Rich get richer as 1pc own half of the wealth in the world


OECD report

OECD report


OECD report

The richest 1pc of people will own more than half the world's wealth by next year.

The combined wealth of the other 99pc will not match that of the elite, unless "staggering" levels of inequality are tackled, Oxfam has warned.

Political and business leaders gathering at the World Economic Forum in Davos are set to be challenged over the widening gap between the wealthiest and the rest.

A research paper released by Oxfam suggests the richest 1pc have seen their share of global assets rise from 44pc in 2009 to 48pc last year - with an average worth of $2.7m (€2.3m) each.

The wealth share of the richest 1pc is on track to exceed 50pc in 2016, the charity said.

Below the richest fifth, 80pc of the world's population own just 5.5pc of wealth - an average of $3,851 (€3,316) each.


This is equivalent to 1/700th of the average wealth of the richest 1pc.

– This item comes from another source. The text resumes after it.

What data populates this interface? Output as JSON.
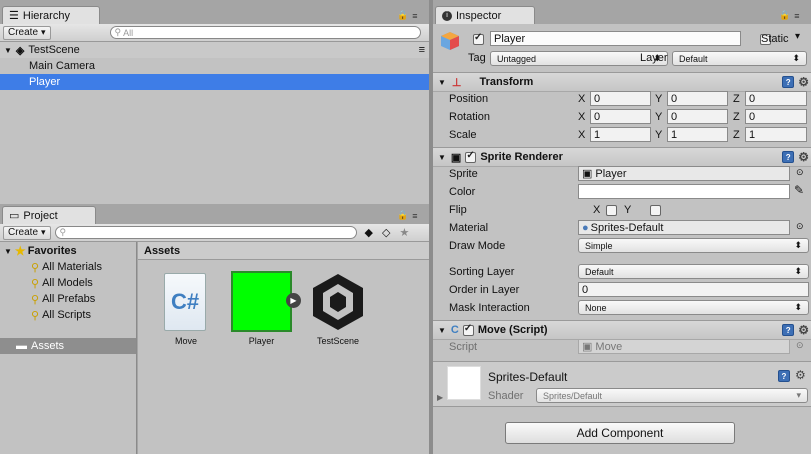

Oxfam said the "very richest" of the top 1pc - the 80 individuals at the top of the 'Forbes' Billionaires list - have seen their total net wealth rise from $1.3trn in 2010 to $1.9trn last year.

The report added: "The wealth of these 80 individuals is now the same as that owned by the bottom 50pc of the global population, such that 3.5 billion people share between them the same amount of wealth as that of these extremely wealthy 80 people."

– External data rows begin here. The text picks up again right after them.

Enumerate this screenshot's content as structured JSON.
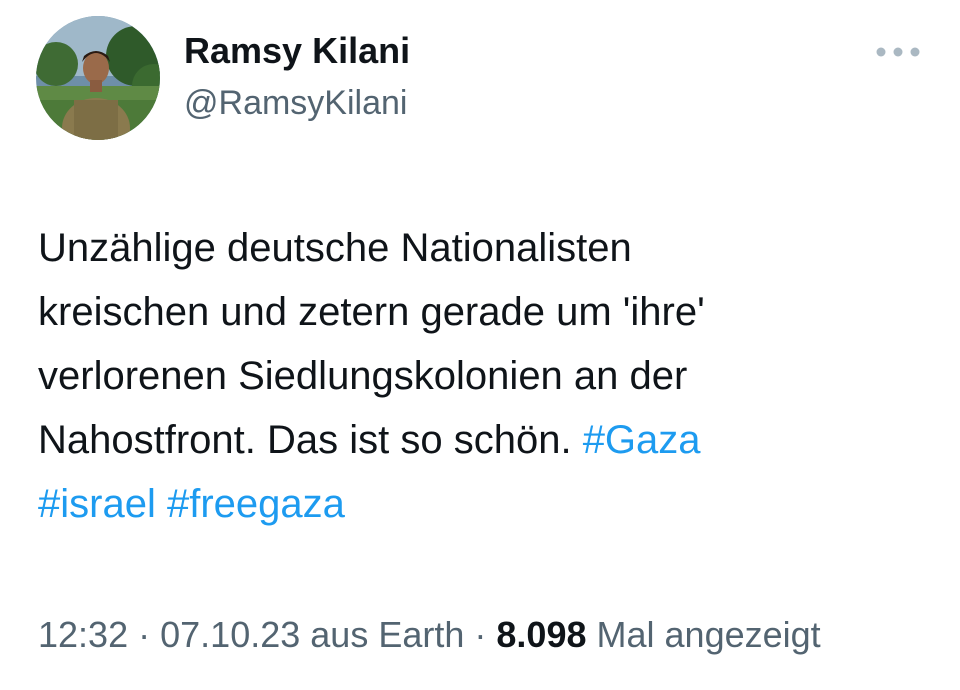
{
  "author": {
    "name": "Ramsy Kilani",
    "handle": "@RamsyKilani"
  },
  "tweet": {
    "line1": "Unzählige deutsche Nationalisten",
    "line2": "kreischen und zetern gerade um 'ihre'",
    "line3": "verlorenen Siedlungskolonien an der",
    "line4_text": "Nahostfront. Das ist so schön. ",
    "hashtags": [
      "#Gaza",
      "#israel",
      "#freegaza"
    ]
  },
  "meta": {
    "time": "12:32",
    "date": "07.10.23",
    "location": "aus Earth",
    "views_count": "8.098",
    "views_label": "Mal angezeigt",
    "separator": "·"
  },
  "colors": {
    "hashtag": "#1d9bf0",
    "secondary_text": "#536471",
    "primary_text": "#0f1419"
  },
  "icons": {
    "more": "more-horizontal-icon"
  }
}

Last year, 1,645 people were listed as billionaires and Oxfam said the group was "far from being globally representative".

Almost 30pc are US citizens, and more than a third of them inherited some or all of their wealth, according to the report.

Oxfam International executive director Winnie Byanyima said: "Do we really want to live in a world where the 1pc own more than the rest of us combined?

"The scale of global inequality is quite simply staggering and despite the issues shooting up the global agenda, the gap between the richest and the rest is widening fast.

"In the past 12 months we have seen world leaders from President Obama to Christine Lagarde talk more about tackling extreme inequality, but we are still waiting for many of them to walk the walk.


"It is time our leaders took on the powerful vested interests that stand in the way of a fairer and more prosperous world.

"Business as usual for the elite isn't a cost-free option - failure to tackle inequality will set the fight against poverty back decades.

"The poor are hurt twice by rising inequality - they get a smaller share of the economic pie and because extreme inequality hurts growth, there is less pie to be shared around."

Ms Byanyima will call on leaders gathered in Davos to adopt a seven-point plan to tackle inequality.

Its measures include:

◊ Clamping down on "tax-dodging by corporations and rich individuals";

◊ Investing in universal free public services such as health and education;

◊ Introducing equal-pay legislation and promoting economic policies to give women a fair deal;

◊ Agreeing a global goal to tackle inequality.